На ту же масленицу и традиционный балаганный дед с пеньковой бородой. Остроты его незамысловаты, все про свою старуху. И как она без зубов орехи грызла, без иголки рубашку шила. «А, — подмигивает дед коллежскому асессору, — вот у меня старуха — клад, обменяемся на твою молодуху?» И все хохочут, а Пупарев с Любовью Дмитриевной громче всех.
На открытом помосте в Летнем саду звучит вальс, и дирижирует в оркестре всеобщий любимец шестидесятых, король вальсов Иоганн Штраус. Слушает его в открытой ложе, сбоку от эстрады, Великий князь Константин Николаевич, и взволнованно поблескивает его монокль в правом глазу, а в самых летящих местах вздрагивает козырёк малинового кепи.
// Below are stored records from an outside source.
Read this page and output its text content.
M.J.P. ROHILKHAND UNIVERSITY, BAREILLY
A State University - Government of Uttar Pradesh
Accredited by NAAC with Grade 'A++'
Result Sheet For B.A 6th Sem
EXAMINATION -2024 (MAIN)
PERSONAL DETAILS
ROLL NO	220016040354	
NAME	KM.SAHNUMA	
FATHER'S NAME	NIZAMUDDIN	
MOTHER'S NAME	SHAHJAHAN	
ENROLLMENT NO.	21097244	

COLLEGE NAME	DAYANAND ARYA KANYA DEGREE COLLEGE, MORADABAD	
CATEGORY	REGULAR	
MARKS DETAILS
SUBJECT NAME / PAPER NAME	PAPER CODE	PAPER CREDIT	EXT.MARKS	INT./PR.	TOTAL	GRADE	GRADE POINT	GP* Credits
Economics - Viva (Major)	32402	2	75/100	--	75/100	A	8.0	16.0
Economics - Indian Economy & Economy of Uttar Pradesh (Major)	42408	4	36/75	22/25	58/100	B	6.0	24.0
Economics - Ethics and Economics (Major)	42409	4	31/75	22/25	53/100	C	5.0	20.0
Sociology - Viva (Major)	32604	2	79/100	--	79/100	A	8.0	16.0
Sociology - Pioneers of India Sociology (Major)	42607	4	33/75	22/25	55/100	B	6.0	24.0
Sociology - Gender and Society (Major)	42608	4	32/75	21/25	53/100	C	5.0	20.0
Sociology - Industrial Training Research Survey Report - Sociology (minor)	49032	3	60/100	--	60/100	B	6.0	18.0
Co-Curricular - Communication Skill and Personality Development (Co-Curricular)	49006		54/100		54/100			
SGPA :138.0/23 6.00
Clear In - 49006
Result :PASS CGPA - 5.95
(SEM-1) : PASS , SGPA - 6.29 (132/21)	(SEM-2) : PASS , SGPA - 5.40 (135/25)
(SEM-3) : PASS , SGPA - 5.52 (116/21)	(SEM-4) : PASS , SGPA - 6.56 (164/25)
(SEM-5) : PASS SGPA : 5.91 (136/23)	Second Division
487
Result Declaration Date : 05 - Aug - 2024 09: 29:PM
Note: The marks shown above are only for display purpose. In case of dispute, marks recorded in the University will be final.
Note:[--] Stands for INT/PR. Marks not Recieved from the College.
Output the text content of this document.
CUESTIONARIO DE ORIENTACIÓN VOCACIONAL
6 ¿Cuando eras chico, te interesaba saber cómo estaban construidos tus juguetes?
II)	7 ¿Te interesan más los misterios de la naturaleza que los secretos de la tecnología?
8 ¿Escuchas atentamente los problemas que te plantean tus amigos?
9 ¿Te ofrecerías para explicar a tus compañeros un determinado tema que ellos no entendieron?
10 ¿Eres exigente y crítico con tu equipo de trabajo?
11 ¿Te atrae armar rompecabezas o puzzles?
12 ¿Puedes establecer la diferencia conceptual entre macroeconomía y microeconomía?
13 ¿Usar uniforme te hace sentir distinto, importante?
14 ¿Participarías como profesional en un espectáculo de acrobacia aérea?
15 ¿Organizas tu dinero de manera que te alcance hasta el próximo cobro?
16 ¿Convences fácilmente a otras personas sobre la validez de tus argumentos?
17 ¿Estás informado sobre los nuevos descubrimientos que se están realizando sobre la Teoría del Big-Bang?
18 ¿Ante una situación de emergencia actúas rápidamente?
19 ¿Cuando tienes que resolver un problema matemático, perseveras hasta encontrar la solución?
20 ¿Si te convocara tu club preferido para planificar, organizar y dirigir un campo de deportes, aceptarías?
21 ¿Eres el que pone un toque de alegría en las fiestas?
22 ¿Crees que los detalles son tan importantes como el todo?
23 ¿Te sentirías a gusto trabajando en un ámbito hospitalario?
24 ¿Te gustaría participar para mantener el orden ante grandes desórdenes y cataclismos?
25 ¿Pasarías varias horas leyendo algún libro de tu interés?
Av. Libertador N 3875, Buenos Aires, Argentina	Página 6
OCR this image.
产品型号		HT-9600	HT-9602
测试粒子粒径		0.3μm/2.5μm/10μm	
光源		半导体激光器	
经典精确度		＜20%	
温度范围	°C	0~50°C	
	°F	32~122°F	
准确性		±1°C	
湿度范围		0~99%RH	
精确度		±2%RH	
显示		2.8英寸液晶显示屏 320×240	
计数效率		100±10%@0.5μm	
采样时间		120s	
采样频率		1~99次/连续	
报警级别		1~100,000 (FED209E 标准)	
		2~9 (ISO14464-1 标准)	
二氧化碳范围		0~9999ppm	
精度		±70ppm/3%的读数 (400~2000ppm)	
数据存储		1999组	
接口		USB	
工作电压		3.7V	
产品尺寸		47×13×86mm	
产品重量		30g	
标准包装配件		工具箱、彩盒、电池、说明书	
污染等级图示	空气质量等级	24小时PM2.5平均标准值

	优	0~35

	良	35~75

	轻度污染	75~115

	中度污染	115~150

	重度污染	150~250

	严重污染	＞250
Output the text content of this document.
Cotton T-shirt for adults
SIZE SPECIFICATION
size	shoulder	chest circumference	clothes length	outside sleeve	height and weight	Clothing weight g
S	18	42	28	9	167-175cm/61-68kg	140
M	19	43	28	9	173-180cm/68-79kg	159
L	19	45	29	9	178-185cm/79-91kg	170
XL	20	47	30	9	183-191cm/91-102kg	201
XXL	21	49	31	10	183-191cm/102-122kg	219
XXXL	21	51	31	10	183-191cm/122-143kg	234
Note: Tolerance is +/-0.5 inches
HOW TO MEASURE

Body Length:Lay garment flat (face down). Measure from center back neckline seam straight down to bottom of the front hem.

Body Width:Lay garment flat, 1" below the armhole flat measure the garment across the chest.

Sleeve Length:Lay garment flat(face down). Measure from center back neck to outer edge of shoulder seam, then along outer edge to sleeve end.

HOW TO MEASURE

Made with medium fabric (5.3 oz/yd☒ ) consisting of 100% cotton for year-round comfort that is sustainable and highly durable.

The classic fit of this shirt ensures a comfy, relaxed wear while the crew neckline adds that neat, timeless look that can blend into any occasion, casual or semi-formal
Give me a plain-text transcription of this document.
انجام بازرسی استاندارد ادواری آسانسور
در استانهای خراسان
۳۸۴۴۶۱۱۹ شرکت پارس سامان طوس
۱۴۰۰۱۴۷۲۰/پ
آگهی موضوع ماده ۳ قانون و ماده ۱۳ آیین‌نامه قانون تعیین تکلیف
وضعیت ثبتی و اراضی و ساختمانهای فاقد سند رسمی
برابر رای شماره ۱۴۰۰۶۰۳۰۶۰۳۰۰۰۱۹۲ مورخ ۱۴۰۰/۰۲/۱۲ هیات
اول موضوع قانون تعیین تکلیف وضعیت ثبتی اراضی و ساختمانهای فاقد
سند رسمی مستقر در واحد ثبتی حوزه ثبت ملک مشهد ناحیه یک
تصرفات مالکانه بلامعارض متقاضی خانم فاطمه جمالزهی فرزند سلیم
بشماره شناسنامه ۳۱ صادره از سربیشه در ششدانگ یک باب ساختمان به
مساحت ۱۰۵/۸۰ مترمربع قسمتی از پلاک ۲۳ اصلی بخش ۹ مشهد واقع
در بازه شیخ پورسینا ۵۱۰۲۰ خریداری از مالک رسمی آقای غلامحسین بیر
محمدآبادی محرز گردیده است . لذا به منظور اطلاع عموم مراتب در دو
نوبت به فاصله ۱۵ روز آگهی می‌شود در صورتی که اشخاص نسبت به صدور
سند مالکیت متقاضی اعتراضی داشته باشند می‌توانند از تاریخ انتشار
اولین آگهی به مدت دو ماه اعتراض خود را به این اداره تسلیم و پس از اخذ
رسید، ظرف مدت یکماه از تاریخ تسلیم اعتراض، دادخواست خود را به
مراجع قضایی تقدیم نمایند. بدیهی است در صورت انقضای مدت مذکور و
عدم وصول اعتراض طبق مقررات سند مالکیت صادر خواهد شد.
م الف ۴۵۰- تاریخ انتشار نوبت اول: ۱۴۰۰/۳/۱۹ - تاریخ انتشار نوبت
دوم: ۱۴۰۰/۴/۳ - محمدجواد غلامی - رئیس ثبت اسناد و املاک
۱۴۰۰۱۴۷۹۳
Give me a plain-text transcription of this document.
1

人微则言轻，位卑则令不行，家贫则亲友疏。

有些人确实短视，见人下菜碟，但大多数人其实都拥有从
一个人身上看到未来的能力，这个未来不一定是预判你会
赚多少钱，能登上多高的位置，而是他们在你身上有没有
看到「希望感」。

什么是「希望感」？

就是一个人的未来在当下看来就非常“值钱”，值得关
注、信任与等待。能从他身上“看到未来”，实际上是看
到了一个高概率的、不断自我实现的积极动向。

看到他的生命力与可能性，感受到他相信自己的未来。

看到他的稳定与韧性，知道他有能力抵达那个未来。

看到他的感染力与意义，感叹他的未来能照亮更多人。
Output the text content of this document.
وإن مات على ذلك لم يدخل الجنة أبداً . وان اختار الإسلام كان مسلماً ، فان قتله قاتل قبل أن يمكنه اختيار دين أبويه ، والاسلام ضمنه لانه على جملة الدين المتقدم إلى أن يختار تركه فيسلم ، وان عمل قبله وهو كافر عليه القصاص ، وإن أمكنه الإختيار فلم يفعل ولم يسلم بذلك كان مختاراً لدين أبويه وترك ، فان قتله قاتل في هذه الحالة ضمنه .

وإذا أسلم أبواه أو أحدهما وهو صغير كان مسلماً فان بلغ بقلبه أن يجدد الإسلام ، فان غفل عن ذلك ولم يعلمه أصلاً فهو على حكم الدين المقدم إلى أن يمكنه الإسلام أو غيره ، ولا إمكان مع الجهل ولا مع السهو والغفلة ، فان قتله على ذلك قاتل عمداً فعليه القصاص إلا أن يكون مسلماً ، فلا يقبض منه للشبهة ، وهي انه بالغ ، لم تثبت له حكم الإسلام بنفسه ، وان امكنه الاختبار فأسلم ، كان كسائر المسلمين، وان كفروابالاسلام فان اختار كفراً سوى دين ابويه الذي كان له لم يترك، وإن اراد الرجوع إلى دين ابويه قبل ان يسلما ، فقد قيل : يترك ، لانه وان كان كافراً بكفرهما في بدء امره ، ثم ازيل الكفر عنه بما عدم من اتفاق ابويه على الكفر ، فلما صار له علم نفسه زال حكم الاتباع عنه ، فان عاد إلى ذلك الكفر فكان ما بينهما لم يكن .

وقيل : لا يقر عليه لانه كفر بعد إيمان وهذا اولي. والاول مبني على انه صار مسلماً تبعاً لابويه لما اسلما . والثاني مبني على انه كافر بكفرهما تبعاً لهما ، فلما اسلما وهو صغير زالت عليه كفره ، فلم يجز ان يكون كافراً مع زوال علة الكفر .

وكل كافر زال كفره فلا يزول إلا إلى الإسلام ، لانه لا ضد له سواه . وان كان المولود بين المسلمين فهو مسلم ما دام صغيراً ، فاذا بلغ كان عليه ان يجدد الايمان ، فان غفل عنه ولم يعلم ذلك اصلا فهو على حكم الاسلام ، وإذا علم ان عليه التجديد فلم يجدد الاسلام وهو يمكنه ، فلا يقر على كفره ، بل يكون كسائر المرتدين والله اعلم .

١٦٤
Почтальоны разносят письма прямо по квартирам, за три копейки; Фанни Лир переписывалась с его светлостью бесплатно — переписка с императорской фамилией давала такую привилегию.
Если Пупаревы приехали в Петербург в октябре 1862-го, когда праздновалось тысячелетие России, вседневные спектакли в театре — бесплатно. И коллежский асессор мог насладиться игрой Каратыгина, Самойлова или госпожи Жулёвой в Александрийском театре без ущерба для кошелька. В моду входят водевили и буффы. Пробиваются, как цветочки из-под снега, первые оперетки: «Орфей в аду», «Синяя Борода». Большим успехом пользуется пьеса но роману Бичер-Стоу «Хижина дяди Тома». Она оказалась очень русской по духу, и восприимчивые зрители причисляли её к пьесам русского репертуара. Гремит, восхищая меткими афоризмами, Островский. Дамы с нарядными детьми и офицеры после обеда в дорогом ресторане с воодушевлением снимаются на дагерротип.